In private carriage, charter parties are commonly fixed on a “Free In-Out Stowed” basis (FIOS). The cargo will be loaded, stowed and discharged by the charterer or its stevedore, free of risks and expense to the shipowner. However, if bills of lading are issued by a ship under charter, the bills must comply with the terms of Cogsa.

The M/V Arktis Sky case was commenced in New York district court by a consignee against an ocean carrier for cargo damage caused by a shift in stow. The shipowner defended on the ground that stowage was performed by stevedores hired by the cargo shipper.
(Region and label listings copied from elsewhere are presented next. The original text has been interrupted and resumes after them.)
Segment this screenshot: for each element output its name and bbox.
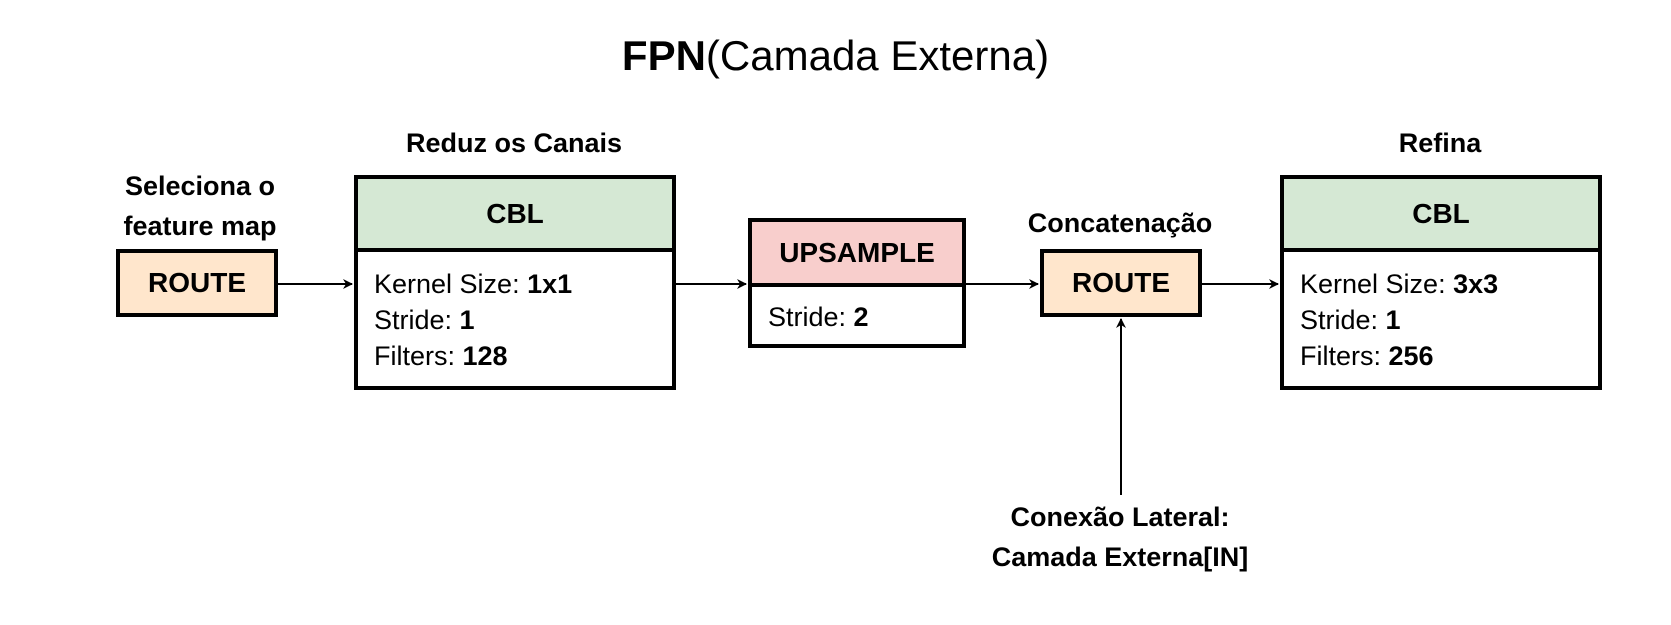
cbl1-caption: Reduz os Canais xyxy=(405,128,623,158)
route1-box: ROUTE xyxy=(116,249,278,317)
route2-label: ROUTE xyxy=(1072,267,1170,298)
lateral-caption: Conexão Lateral: Camada Externa[IN] xyxy=(920,497,1320,577)
route1-caption-line2: feature map xyxy=(123,211,277,241)
cbl2-filters: Filters: 256 xyxy=(1300,341,1434,371)
title-bold: FPN xyxy=(621,32,706,79)
cbl1-stride: Stride: 1 xyxy=(374,305,475,335)
route1-caption: Seleciona o feature map xyxy=(95,166,305,246)
route1-caption-line1: Seleciona o xyxy=(124,171,276,201)
cbl2-block: CBL Kernel Size: 3x3 Stride: 1 Filters: … xyxy=(1280,175,1602,390)
lateral-caption-line2: Camada Externa[IN] xyxy=(991,542,1249,572)
route2-box: ROUTE xyxy=(1040,249,1202,317)
cbl1-header: CBL xyxy=(358,179,672,252)
route1-label: ROUTE xyxy=(148,267,246,298)
cbl1-filters: Filters: 128 xyxy=(374,341,508,371)
upsample-stride: Stride: 2 xyxy=(768,302,869,332)
cbl2-kernel-size: Kernel Size: 3x3 xyxy=(1300,269,1499,299)
upsample-block: UPSAMPLE Stride: 2 xyxy=(748,218,966,348)
diagram-title: FPN(Camada Externa) xyxy=(0,32,1671,80)
cbl2-stride: Stride: 1 xyxy=(1300,305,1401,335)
cbl2-header: CBL xyxy=(1284,179,1598,252)
upsample-header: UPSAMPLE xyxy=(752,222,962,287)
lateral-caption-line1: Conexão Lateral: xyxy=(1010,502,1230,532)
cbl1-kernel-size: Kernel Size: 1x1 xyxy=(374,269,573,299)
route2-caption: Concatenação xyxy=(1027,208,1213,238)
cbl2-caption: Refina xyxy=(1398,128,1482,158)
upsample-params: Stride: 2 xyxy=(752,287,962,335)
cbl1-block: CBL Kernel Size: 1x1 Stride: 1 Filters: … xyxy=(354,175,676,390)
cbl2-params: Kernel Size: 3x3 Stride: 1 Filters: 256 xyxy=(1284,252,1598,374)
cbl1-params: Kernel Size: 1x1 Stride: 1 Filters: 128 xyxy=(358,252,672,374)
title-rest: (Camada Externa) xyxy=(705,32,1050,79)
The shipowner argued that it had protected itself from the responsibility of poor stowage by utilizing an FIOS clause in the negotiable bill of lading.

Two decades ago the 2nd circuit proclaimed that Cogsa creates a non-delegable duty on behalf of the common carrier to load and stow cargo properly. However, the district court in the M/V Arktis case found this proclamation to be dictum (a mere assertion) and that the carrier’s duty was not genuinely non-delegable. Thus, the district court helf “that a carrier is not responsible for the consequences of improper stowage by agents of the shipper pursuant to an FIOS bill of lading.”

The appeals court found the district court’s holding directly contrary to Cogsa:

“Any clause . . . . in a contract of carriage relieving the carrier . . . from liability for loss or damage to . . . goods arising from negligence, fault or failure in the duties and obligations provided (to Cogsa), shall be null and void and of no effect.”

It held the FIOS agreement was “null and void” under Cogsa because it purported to relieve a carrier of liability for negligence in one of its duties, the stowage of cargo.

“There should be little doubt that the purpose of Cogsa is to place primary responsibility for the safety of the cargo upon the vessel, its operators and owners. The parties cannot by private agreement circumvent the legislative purpose of (Cogsa).”

The M/V Arktis Sky case now makes it patently clear that Cogsa prohibits an ocean common carrier from delegating its responsibility for properly loading and stowing cargo.